Estando en medio del mundo, dentro del mundo, con deseos de Dios, y sintiéndonos extraños, muchas veces fuera de lugar, hemos de tener claro quiénes somos y a qué somos llamados.
¡Sabemos cuál es la respuesta! ¡Ser santos!
Pero, ¿qué santidad? ¿De qué hablamos?
De aquella santidad cristiana que es obra de la Gracia, de aquella santidad cristiana que reproduce la imagen de Cristo, de esa santidad, hermosa, atrayente, que consiste en la obra del Espíritu Santo.

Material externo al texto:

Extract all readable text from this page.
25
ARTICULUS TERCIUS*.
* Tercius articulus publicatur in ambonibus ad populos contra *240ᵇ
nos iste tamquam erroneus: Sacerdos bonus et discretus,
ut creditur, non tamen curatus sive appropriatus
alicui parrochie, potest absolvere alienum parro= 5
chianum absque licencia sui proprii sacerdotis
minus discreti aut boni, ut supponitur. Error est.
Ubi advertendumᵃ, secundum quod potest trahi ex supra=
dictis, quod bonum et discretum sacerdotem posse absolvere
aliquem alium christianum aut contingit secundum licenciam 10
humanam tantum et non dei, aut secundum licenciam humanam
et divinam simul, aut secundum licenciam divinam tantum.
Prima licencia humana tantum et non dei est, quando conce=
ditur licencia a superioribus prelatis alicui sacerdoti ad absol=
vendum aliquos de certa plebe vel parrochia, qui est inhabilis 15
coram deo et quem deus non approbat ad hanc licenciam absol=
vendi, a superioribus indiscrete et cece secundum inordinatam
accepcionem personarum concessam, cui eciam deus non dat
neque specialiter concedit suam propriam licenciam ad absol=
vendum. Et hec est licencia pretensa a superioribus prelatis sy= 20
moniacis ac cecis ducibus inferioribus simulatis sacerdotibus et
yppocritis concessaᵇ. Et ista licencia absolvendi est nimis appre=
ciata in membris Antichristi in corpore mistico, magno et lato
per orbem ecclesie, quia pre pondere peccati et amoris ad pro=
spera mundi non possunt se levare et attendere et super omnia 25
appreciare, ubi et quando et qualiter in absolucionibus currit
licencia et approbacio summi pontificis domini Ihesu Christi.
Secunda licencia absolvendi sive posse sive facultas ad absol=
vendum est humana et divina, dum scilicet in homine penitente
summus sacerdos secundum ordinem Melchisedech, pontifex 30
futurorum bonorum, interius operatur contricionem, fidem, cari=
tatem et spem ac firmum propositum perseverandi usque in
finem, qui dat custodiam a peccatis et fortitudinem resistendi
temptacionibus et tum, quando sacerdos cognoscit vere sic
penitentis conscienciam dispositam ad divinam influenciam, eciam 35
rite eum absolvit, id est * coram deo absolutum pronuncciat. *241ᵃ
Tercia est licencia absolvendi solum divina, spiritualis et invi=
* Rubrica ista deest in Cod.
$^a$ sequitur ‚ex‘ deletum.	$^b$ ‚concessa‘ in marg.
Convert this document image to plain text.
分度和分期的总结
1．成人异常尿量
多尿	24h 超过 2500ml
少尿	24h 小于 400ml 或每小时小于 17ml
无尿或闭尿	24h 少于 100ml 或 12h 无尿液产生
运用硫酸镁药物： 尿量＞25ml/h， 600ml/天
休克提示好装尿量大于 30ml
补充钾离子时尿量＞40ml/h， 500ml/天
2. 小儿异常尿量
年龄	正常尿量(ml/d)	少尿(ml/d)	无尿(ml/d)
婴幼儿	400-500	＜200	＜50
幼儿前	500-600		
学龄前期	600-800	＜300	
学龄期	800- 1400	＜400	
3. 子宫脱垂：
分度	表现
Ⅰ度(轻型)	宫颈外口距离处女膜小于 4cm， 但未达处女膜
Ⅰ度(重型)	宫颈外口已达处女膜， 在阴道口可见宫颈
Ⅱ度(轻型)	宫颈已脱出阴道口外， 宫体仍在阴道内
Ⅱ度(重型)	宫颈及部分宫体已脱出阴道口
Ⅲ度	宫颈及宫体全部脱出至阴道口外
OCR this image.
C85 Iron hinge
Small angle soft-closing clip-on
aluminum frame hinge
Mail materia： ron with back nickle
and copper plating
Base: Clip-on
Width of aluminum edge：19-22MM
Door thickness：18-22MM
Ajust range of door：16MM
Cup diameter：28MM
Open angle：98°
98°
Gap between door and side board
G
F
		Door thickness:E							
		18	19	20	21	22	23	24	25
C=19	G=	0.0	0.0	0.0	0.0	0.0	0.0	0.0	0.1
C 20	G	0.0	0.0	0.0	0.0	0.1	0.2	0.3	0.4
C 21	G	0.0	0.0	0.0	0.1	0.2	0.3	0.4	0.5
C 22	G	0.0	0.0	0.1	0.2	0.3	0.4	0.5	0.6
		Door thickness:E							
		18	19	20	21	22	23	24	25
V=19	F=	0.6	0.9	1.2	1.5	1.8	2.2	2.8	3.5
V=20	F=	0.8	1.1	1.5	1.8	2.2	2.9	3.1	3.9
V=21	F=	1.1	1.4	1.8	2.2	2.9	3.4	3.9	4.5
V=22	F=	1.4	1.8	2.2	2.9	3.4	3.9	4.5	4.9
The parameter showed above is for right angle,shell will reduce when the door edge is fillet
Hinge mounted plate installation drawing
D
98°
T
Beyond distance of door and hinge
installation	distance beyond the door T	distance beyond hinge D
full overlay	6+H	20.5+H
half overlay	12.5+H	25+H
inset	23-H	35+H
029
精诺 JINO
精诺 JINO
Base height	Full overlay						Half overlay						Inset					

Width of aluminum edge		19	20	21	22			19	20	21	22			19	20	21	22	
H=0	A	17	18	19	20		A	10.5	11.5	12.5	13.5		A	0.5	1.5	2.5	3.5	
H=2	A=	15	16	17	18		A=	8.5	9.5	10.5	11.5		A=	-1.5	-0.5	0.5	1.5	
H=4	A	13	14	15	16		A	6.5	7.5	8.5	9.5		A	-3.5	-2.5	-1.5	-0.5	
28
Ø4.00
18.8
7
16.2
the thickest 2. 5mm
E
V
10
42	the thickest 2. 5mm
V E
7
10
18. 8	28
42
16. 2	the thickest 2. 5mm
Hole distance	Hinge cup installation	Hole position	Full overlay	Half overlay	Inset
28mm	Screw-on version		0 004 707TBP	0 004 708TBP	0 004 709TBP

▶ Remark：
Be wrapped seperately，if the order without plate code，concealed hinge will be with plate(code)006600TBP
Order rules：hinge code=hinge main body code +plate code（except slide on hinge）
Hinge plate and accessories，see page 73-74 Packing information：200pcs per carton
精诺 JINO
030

Así Dios actúa en todos, y todos, en medio del mundo, vivimos el drama y la tensión de estar en el mundo pero no ser del mundo, sabiendo que "lo nuestro" es algo mejor, más hermoso y bello, más maravilloso.
Los santos así modelados son luces de esperanza en el mundo y en la sociedad. Antes de cualquier compromiso con el mundo, incluso apostólico, antes de cualquier otra cosa, habremos de tener presente la realidad constitutiva de nuestro ser cristiano, la meta última a la que estamos destinados, la vocación sublime de la santidad, y sobre todo, sobre todo, la Gracia trabajándonos, dándonos forma (la forma de Cristo), con una variedad infinita de colores, matices, vocaciones, carismas.
Un texto nos puede servir; es del beato cardenal Schuster:
"Así ocurre a quien escribe historias de santos:
La obra maestra realizada por el Espíritu Santo, además de permanecer siempre como secreto que a nadie se comunica, es intraducible a palabras humanas.
La vida de Cristo en el corazón de sus santos el historiador la describe multiforme, dedicada a empresas varias, angustiada por preocupaciones, pero en lo más hondo es una, simple, radiante y gozosa: No tiene nada de artificioso, es sencilla como el Espíritu mismo"
(cit. en JAVIERRE, J. M., Merry del Val, Barcelona 1961, p. 114).